Most fish require plants in their aquariums. Goldfish are no different. Some common types of plants to include in a goldfish’s habitat include:
- African Water Fern
- Dwarf Anubias
- Java Fern
- Java Moss
- Parrot Feather
- Water Sprite
When choosing what aquatic plants to include in your goldfish’s aquarium, you’ll want to consider the aquarium’s temperature and lighting. Both the plants and goldfish need to be able to thrive at the same temperature. Since goldfish do well in temperatures around 70 Fahrenheit, choose aquatic plants that also can live in 70 Fahrenheit water. Choosing plants that require a significantly different temperature, whether colder or warmer, will increase the likelihood of the plants dying and rotting. Additionally, if your aquarium has more or less lighting, you’ll want to ensure your plant selection can do well in those lighting situations.
Besides plants, you’ll want to add plenty of substrates, decorations, and shelter options.
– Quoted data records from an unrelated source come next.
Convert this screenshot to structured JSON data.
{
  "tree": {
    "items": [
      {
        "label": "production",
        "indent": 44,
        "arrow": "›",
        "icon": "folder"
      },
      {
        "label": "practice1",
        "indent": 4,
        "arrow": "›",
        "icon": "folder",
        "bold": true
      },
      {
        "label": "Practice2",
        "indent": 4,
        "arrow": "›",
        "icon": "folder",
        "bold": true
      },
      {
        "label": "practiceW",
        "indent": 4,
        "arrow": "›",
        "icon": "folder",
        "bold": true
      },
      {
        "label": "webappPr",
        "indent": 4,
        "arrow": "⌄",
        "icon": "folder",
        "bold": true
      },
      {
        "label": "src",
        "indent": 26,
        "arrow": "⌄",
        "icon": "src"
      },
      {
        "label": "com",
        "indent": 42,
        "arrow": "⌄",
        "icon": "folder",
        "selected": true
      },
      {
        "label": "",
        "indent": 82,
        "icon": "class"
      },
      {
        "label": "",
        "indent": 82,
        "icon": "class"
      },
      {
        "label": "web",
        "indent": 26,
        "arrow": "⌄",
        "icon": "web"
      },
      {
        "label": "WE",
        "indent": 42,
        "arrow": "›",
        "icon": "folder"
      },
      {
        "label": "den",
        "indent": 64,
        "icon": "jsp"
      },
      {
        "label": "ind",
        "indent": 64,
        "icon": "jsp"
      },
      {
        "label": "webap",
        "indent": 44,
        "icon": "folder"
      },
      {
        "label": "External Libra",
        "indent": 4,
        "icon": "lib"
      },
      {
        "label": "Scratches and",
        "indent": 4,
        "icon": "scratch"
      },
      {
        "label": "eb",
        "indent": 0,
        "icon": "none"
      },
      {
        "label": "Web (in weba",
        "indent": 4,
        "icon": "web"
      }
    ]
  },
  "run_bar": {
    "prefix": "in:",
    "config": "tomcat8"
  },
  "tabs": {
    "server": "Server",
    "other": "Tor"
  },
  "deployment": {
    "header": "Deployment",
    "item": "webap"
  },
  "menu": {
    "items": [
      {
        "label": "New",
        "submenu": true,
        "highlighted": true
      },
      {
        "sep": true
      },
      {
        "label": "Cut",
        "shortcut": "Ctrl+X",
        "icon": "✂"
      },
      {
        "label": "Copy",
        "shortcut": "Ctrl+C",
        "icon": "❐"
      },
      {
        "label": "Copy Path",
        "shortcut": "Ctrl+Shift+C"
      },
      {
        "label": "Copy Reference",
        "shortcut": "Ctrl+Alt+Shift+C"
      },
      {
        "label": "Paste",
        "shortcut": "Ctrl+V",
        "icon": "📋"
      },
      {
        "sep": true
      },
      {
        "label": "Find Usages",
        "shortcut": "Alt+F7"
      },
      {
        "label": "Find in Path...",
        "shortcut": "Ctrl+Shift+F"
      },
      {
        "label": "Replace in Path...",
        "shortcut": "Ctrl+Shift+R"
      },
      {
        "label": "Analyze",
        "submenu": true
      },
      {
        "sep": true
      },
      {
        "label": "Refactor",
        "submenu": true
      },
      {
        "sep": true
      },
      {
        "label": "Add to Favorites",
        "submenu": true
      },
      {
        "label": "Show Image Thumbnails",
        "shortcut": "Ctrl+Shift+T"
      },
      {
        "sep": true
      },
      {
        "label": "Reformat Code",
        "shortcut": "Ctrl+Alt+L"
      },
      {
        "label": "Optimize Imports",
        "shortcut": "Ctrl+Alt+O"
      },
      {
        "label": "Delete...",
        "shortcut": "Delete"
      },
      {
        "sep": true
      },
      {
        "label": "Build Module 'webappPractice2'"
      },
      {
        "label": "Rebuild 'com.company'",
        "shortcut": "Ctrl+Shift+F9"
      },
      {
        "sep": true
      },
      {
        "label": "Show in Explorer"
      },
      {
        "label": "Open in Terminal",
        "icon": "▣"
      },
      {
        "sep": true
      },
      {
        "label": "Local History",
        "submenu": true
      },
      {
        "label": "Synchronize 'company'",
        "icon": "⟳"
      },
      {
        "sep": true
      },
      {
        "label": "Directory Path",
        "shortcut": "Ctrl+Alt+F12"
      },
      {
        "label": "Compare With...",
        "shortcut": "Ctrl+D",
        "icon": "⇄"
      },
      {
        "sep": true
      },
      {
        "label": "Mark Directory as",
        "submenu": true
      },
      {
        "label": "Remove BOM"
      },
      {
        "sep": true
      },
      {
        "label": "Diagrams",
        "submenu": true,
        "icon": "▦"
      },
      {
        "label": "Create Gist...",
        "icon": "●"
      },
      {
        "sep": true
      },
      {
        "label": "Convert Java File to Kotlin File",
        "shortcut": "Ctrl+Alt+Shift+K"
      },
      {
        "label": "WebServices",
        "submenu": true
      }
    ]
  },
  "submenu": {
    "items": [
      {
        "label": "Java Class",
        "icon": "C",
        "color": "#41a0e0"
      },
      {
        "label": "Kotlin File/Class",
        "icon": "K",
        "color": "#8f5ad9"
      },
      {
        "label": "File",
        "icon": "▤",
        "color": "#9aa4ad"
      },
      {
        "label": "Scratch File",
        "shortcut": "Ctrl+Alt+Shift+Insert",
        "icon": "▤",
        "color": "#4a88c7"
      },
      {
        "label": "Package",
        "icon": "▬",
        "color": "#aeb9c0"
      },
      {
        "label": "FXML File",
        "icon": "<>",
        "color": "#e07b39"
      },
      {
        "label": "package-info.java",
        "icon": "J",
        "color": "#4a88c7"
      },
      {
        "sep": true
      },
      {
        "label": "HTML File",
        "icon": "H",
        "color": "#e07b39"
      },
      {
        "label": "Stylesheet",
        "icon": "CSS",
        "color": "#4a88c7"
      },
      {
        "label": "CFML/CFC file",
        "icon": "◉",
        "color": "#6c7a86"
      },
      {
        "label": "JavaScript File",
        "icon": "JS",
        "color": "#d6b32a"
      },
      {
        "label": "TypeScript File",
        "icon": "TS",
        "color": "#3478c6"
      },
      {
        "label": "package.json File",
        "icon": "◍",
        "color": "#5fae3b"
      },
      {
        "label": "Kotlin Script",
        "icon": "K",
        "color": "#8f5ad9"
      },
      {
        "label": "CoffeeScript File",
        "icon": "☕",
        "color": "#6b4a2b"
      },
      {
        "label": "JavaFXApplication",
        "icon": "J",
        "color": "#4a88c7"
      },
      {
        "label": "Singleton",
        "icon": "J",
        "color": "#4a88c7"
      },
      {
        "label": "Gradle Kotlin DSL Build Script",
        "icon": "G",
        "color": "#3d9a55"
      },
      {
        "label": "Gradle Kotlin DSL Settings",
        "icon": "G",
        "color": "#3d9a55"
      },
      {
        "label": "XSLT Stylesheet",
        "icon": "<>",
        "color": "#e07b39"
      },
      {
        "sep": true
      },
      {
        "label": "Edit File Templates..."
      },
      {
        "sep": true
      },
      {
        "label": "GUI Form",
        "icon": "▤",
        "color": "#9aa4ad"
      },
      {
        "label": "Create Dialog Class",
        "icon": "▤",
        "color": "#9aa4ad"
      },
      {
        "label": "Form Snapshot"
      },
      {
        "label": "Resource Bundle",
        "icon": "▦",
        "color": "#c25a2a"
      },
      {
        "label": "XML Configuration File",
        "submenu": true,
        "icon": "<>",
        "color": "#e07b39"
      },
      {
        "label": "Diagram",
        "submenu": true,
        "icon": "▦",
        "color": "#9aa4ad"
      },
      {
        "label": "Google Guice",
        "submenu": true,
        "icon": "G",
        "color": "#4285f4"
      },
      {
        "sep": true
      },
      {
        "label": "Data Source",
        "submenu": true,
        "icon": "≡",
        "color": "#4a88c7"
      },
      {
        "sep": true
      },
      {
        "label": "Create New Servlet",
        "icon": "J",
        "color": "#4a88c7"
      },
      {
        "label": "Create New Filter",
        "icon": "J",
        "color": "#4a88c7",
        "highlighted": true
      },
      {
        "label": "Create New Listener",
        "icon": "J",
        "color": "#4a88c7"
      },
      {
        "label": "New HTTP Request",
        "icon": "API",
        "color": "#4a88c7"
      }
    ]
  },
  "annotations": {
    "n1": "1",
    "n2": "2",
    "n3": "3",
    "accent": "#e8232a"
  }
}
You can also add equipment such as heaters, UV sterilizers, lights, filters, and automatic feeders.
Goldfish are opportunistic feeders and will eat as much food as you give them. You mustn’t overfeed them as this can lead to complications such as constipation which can have deadly consequences. Symptoms of an overfed goldfish include lethargy and a bloated abdomen. If you notice these symptoms, you’ll want to cut back on how much you feed your goldfish.
Goldfish will eat whatever they encounter in the wild, including algae, aquatic plants, insects, and tadpoles. They’ll even eat other fish.
Pet goldfish can be fed a variety of items, too, including fish pellets, fish flakes, freeze-dried and frozen foods such as brine shrimp and water fleas, vegetables and fruits, and live food such as certain types of worms and aquarium snails.
How much and how often you feed your goldfish will depend on certain factors, including the age and size of your goldfish and the temperature of the water. Goldfish that are younger than one year have a faster metabolism and should be fed two to three times a day. As they age, their metabolism slows, so goldfish that are older than a year should be fed once a day. The water’s temperature can also contribute to a slower or faster metabolism. Adult goldfish kept in the usual 65-70 Fahrenheit can be kept on a normal diet of being fed once a day. Goldfish in colder conditions, such as outside ponds, should be fed a diet to match their slowed metabolism. Avoid feeding too much protein to goldfish kept in colder water.
Never feed your goldfish bread, fish food blocks, or mammalian proteins.
Goldfish Health Issues
Goldfish are resilient creatures and can withstand several poor living conditions. However, goldfish still require proper care to live happy and healthy lifestyles. Failure to give your goldfish adequate care can increase the likelihood of it contracting diseases, falling ill, or even dying.
Goldfish can become sick if not properly cared for. Overfeeding your goldfish can contribute to constipation, leading to goldfish swim bladder disease, which causes your fish to swim sideways or upside down. Goldfish are often common hosts for parasites. When introducing a new goldfish to your home, you’ll want to quarantine it for a while to ensure that no parasites are present. In addition to parasites, goldfish are also susceptible to bacterial and fungal infections.
Also, it’s important to keep uneaten food scooped out from your goldfish’s aquarium. Uneaten food can lead to high traces of ammonia, which can cause your goldfish to become ill.
The average goldfish lifespan is around 5-10 years. However, some goldfish can live up to 30 years old. How long your goldfish lives will depend on how well it’s taken care of.